Most Dinosaurs May Have Had Feathers
First paleontologists discovered Archaeopteryx, a primitive bird-like theropod dinosaur (or perhaps a dinosaur-like bird). This find strongly supported the hypothesis that birds evolved from dinosaurs.
Over the last few decades paleontologists have been finding a host of feathered dinosaurs in China. Clearly feathers evolved in theropod dinosaurs as a group, and one branch of this clade lead to modern birds.
Still paleontologists were left with a question – how far back in the evolutionary history of dinosaurs did feathers develop? Each new discovery of a more distant theropod relative with feathers pushing back the common feathered dinosaur ancestor further into the past, also meaning that feathers were a more common feature among dinosaurs.
Now scientists may have discovered the most distant dinosaur with feathers yet, by far.
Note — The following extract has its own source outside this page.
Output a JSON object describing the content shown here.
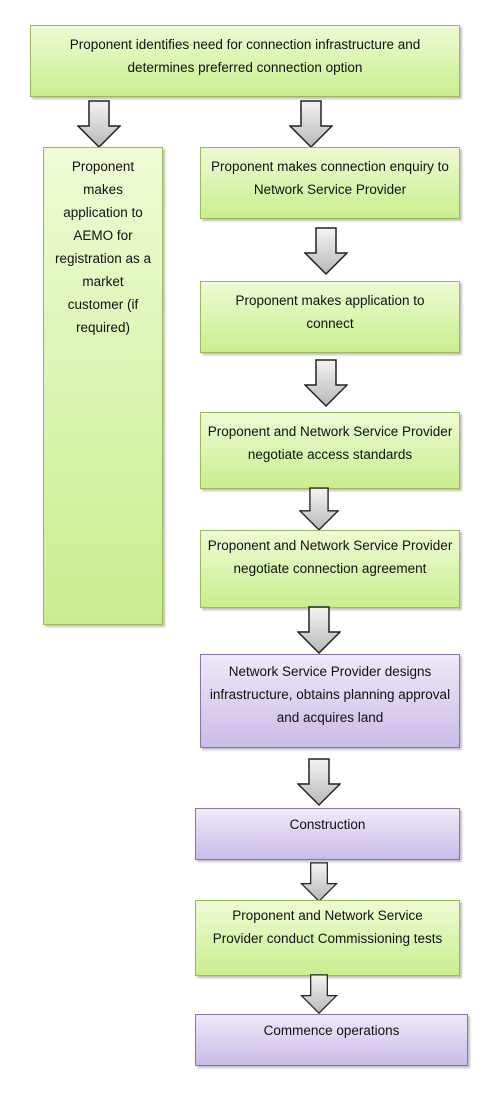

In fact the new discovery, Kulindadromeus zabaikalicus, is in an entirely different branch of dinosaurs. Theropods are saurischians, while the new dino is an ornithischian, pushing back the common ancestor to the very root of the dinosaur clade.
Scientists have just announced in the journal, Science:
Here we describe a new basal neornithischian dinosaur from the Jurassic of Siberia with small scales around the distal hindlimb, larger imbricated scales around the tail, monofilaments around the head and the thorax, and more complex featherlike structures around the humerus, the femur, and the tibia. The discovery of these branched integumentary structures outside theropods suggests that featherlike structures coexisted with scales and were potentially widespread among the entire dinosaur clade; feathers may thus have been present in the earliest dinosaurs.
So some type of feather-like structures may have therefore been widespread throughout all dinosaurs. If further findings support this conclusion, we may need to change our image of the typical dinosaur into something more fuzzy.